Algehele incidentie 2e tumor na radiotherapie endeldarmkanker niet verhoogd

Het geven van radiotherapie aan patiënten met endeldarmkanker leidt niet tot een verhoogde incidentie van tweede tumoren in het bekken. Het lijkt zelfs een beschermend effect te hebben op de ontwikkeling van tweede tumoren; vooral bij prostaatkanker. Die conclusie staat te lezen in een publicatie van Anouk Rombouts (Radboudumc) en collega’s in Annals of Oncology uitgevoerd met data van de Nederlandse Kankerregistratie. Daarin onderzochten zij tevens de kans dat patiënten na behandeling van endeldarmkanker een secundaire tumor in het bekken ontwikkelen. Vergeleken met de algemene Nederlandse populatie was deze kans marginaal verhoogd, namelijk een toename van 28 extra casussen per 10.000 personen per jaar.

Risico tweede tumor
Het risico op het ontwikkelen van een tweede tumor in het bekken wordt traditioneel beschouwd als een mogelijk nadeel van radiotherapie bij de behandeling van patiënten met endeldarmkanker. Het doel van deze studie was het verband te analyseren tussen het geven van radiotherapie aan patiënten met endeldarmkanker en de kans op het ontwikkelen van tweede tumoren.  

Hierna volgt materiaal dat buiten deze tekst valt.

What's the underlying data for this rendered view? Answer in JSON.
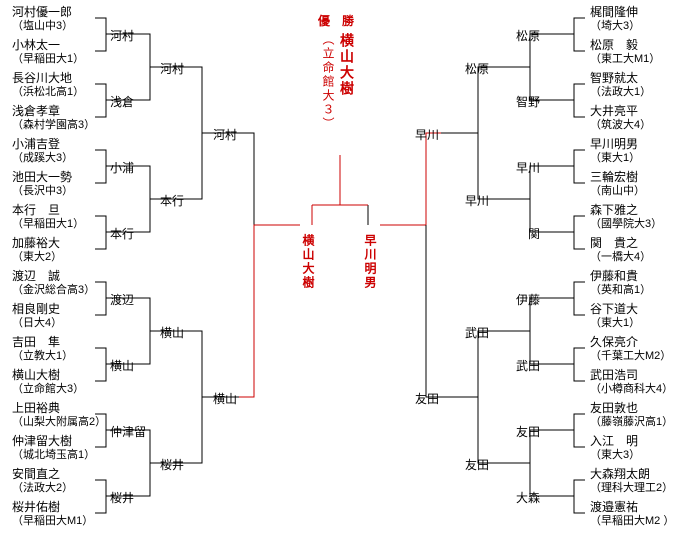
{
  "colors": {
    "text": "#000000",
    "highlight": "#cc0000",
    "background": "#ffffff"
  },
  "fonts": {
    "base_size": 12,
    "affil_size": 11,
    "vertical_letter_spacing": 2
  },
  "layout": {
    "type": "single-elimination-bracket",
    "sides": 2,
    "rounds_per_side": 5,
    "entrants_per_side": 16
  },
  "champion_label": "優　勝",
  "champion": {
    "name": "横山大樹",
    "affil": "（立命館大３）"
  },
  "finalists": {
    "left": "横山大樹",
    "right": "早川明男"
  },
  "left": {
    "entrants": [
      {
        "name": "河村優一郎",
        "affil": "（塩山中3）"
      },
      {
        "name": "小林太一",
        "affil": "（早稲田大1）"
      },
      {
        "name": "長谷川大地",
        "affil": "（浜松北高1）"
      },
      {
        "name": "浅倉孝章",
        "affil": "（森村学園高3）"
      },
      {
        "name": "小浦吉登",
        "affil": "（成蹊大3）"
      },
      {
        "name": "池田大一勢",
        "affil": "（長沢中3）"
      },
      {
        "name": "本行　旦",
        "affil": "（早稲田大1）"
      },
      {
        "name": "加藤裕大",
        "affil": "（東大2）"
      },
      {
        "name": "渡辺　誠",
        "affil": "（金沢総合高3）"
      },
      {
        "name": "相良剛史",
        "affil": "（日大4）"
      },
      {
        "name": "吉田　隼",
        "affil": "（立教大1）"
      },
      {
        "name": "横山大樹",
        "affil": "（立命館大3）"
      },
      {
        "name": "上田裕典",
        "affil": "（山梨大附属高2）"
      },
      {
        "name": "仲津留大樹",
        "affil": "（城北埼玉高1）"
      },
      {
        "name": "安間直之",
        "affil": "（法政大2）"
      },
      {
        "name": "桜井佑樹",
        "affil": "（早稲田大M1）"
      }
    ],
    "r2": [
      "河村",
      "浅倉",
      "小浦",
      "本行",
      "渡辺",
      "横山",
      "仲津留",
      "桜井"
    ],
    "r3": [
      "河村",
      "本行",
      "横山",
      "桜井"
    ],
    "r4": [
      "河村",
      "横山"
    ],
    "r5": [
      "横山"
    ]
  },
  "right": {
    "entrants": [
      {
        "name": "梶間隆伸",
        "affil": "（埼大3）"
      },
      {
        "name": "松原　毅",
        "affil": "（東工大M1）"
      },
      {
        "name": "智野就太",
        "affil": "（法政大1）"
      },
      {
        "name": "大井亮平",
        "affil": "（筑波大4）"
      },
      {
        "name": "早川明男",
        "affil": "（東大1）"
      },
      {
        "name": "三輪宏樹",
        "affil": "（南山中）"
      },
      {
        "name": "森下雅之",
        "affil": "（國學院大3）"
      },
      {
        "name": "関　貴之",
        "affil": "（一橋大4）"
      },
      {
        "name": "伊藤和貴",
        "affil": "（英和高1）"
      },
      {
        "name": "谷下道大",
        "affil": "（東大1）"
      },
      {
        "name": "久保亮介",
        "affil": "（千葉工大M2）"
      },
      {
        "name": "武田浩司",
        "affil": "（小樽商科大4）"
      },
      {
        "name": "友田敦也",
        "affil": "（藤嶺藤沢高1）"
      },
      {
        "name": "入江　明",
        "affil": "（東大3）"
      },
      {
        "name": "大森翔太朗",
        "affil": "（理科大理工2）"
      },
      {
        "name": "渡邉憲祐",
        "affil": "（早稲田大M2 ）"
      }
    ],
    "r2": [
      "松原",
      "智野",
      "早川",
      "関",
      "伊藤",
      "武田",
      "友田",
      "大森"
    ],
    "r3": [
      "松原",
      "早川",
      "武田",
      "友田"
    ],
    "r4": [
      "早川",
      "友田"
    ],
    "r5": [
      "早川"
    ]
  }
}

De onderzoekers verzamelden hiervoor gegevens uit de Nederlandse Kankerregistratie (NKR) van alle chirurgisch behandelde patiënten met niet-uitgezaaide, primaire endeldarmkanker gediagnosticeerd tussen 1989 en 2007. Met het concurrerend risicomodel  van Fine en Gray werd een schatting gemaakt van de cumulatieve incidentie van tweede tumoren. Daarnaast werd een multivariate analyse uitgevoerd met behulp van Cox-regressie. 

Opzet en resultaten 
Het cohort bestond uit 29.027 patiënten met endeldarmkanker, van wie 15.467 patiënten radiotherapie kregen. De mediane follow-up was 7,7 jaar (range 0 tot 27 jaar). Van meer dan 10.000 patiënten was een follow-up van >10 jaar beschikbaar.  Van het totaal aantal patiënten met een tweede, primaire tumor (n= 4.398) hadden 1.030 patiënten één of meer tumoren in het bekken. Het gestandaardiseerd incidentierisico voor een tweede tumor was 1,16 (95% betrouwbaarheidsinterval 1,12-1,19). Dit komt neer op 27,7 extra casussen per 10.000 per jaar bij patiënten die eerder zijn behandeld vanwege endeldarmkanker ten opzichte van de algemene bevolking.  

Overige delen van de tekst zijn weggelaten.